Ainsi, l’organisation d’élections présidentielles n’aboutit pas nécessairement à la stabilité politique. C’est surtout le cas quand la fraude est au rendez-vous et que les résultats ne sont pas fiables. Le bourrage des urnes pour François Duvalier le 22 septembre 1957 a ouvert une période d’instabilité et d’absence de légitimité pour le nouveau gouvernement. Ne pouvant corrompre ses adversaires en leur offrant des postes gouvernementaux, le gouvernement Duvalier va immédiatement opter pour la répression et tenter de trouver une certaine stabilité. Il s’agira d’éradiquer les consciences, de faire perdre aux Haïtiens tout sens des responsabilités historiques en introduisant la torpeur et la peur dans toutes les couches de la population. La paix des cimetières est donc inscrite dans le mouvement qui utilise la corruption et la fraude pour pérenniser l’ordre établi. L’effet direct du coup d’État électoral a été d’orienter la stratégie du gouvernement Duvalier vers l’engagement de fonds pour la sécurité intérieure, au détriment des secteurs sociaux (justice, éducation, santé, infrastructure).
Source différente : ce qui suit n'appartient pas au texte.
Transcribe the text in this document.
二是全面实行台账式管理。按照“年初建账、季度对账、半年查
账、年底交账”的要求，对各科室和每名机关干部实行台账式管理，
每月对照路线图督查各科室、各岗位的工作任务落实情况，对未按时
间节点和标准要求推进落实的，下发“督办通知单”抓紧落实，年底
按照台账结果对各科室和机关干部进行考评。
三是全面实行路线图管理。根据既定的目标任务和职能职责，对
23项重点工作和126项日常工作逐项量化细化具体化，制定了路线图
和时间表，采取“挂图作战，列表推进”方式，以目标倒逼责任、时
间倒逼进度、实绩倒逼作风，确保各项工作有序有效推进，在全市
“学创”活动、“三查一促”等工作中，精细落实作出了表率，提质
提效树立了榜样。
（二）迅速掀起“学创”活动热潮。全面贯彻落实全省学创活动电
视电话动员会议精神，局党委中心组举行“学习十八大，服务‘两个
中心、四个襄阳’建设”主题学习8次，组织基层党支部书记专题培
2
Prendre le pouvoir par la fraude électorale aboutit donc de manière presque inévitable à l’instauration d’un gouvernement dictatorial. Le coup d’État électoral de François Duvalier n’échappe pas à cet ancrage délibéré dans l’arbitraire et le prix payé pour se maintenir au pouvoir s’accompagne de la nécessité, pour le nouveau gouvernement, de mettre la priorité absolue sur sa sécurité. Cette orientation provoque la résistance des étudiants de l’UNEH, qui y voient un tort fait à leur avenir au moment où ils expriment, dans leur correspondance aux Chambres législatives en date du 17 juin 1960, leurs doléances en neuf points dont la construction d’une cité universitaire de 500 chambres, de laboratoires, d’une bibliothèque et d’un restaurant.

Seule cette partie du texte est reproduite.